私の優しい人
 日中は用件が無い限り、できるだけ連絡はしないようにしている。

 思い立って、昼食を取った後メールを送った。

(今夜会えないかな?)
 意外にも返事は早かった。
 数十秒後には、手にしたスマホが震え出す。

(ごめんね。残業。)
 会えない事は知っていた。

 わかっていたし、内容にがっかりする事はない。
 ただ返信の早さだけが、なぜか嬉しい。

(私も仕事頑張るよ!)
 スマホをバックにしまい、更衣室へ戻る。

 軽くリップクリームだけを塗り直し、そろそろ昼休みも終わりと腕時計を確認してフロアへ戻る。

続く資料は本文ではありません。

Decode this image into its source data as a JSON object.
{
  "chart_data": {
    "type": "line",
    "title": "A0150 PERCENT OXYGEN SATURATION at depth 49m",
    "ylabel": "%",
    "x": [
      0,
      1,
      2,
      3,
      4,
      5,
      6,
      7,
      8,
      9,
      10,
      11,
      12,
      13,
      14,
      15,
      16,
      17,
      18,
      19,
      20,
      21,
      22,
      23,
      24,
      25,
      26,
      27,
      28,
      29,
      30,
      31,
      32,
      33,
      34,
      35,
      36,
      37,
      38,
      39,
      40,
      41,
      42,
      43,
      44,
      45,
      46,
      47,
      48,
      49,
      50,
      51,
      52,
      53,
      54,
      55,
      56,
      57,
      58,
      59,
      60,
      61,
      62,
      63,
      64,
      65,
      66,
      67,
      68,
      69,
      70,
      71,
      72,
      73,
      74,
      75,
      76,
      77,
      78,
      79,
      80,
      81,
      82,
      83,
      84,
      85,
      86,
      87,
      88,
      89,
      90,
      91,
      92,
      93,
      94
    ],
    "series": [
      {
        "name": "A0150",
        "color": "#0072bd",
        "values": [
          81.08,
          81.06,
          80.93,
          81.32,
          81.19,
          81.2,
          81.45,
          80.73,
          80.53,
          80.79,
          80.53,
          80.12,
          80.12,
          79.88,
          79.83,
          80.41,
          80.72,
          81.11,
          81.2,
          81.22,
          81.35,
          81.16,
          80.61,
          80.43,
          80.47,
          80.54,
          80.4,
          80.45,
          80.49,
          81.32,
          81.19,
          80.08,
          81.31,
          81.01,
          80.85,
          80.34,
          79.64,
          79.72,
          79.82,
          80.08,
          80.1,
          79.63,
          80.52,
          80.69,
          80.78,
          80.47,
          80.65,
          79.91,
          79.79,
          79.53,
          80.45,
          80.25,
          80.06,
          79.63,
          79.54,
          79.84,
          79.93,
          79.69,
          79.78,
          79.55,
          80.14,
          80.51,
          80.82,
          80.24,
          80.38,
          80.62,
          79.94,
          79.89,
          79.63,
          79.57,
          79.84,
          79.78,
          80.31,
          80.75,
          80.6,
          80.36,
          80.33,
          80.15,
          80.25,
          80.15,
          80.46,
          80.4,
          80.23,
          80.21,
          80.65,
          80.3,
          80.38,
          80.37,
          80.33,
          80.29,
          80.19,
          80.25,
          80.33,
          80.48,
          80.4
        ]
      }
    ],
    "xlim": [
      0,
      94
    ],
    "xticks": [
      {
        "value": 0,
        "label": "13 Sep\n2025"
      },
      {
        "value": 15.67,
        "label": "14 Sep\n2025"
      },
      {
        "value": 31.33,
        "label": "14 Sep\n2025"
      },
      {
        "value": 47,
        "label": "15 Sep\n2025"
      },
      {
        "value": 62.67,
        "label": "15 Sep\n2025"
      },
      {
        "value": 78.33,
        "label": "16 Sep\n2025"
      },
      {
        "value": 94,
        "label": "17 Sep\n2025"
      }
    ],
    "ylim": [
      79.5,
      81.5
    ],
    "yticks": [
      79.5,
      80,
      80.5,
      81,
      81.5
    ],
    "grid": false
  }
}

 彼からプレゼントされた腕時計は正確に時を刻んでいる。

 電池交換不要の腕時計のバングルはステンレス。文字盤は白で数字に当たる部分には石が埋められている
 シックでいて、とても可愛い。

 敢えて値段を調べてはいないけれど、結構するはずだ。

 今までは携帯を時計代わりにしていたけど、腕時計をもらってからは、バックを漁る必要がなくなって、動きがスマートになった気がする。

 腕に馴染む時計。

 彼も時計も私の一部になっていた。

 ずっと啓太さんと一緒にいたい。

 もっと近くにいたい。

 私の好きがどれ程彼に伝わっているのだろう。

 時々、それを確認したくなる時がある。

 言葉で、態度で、肌で。

 大きな喧嘩もなく、私はその時々で欲しい言葉をねだる。

 同じ言葉を、同じ重さをもって、彼に返す。

 そんな日々はあっという間に過ぎる。

 時が経つのは早くて、あっという間に交際を始めてから一年が経っていた。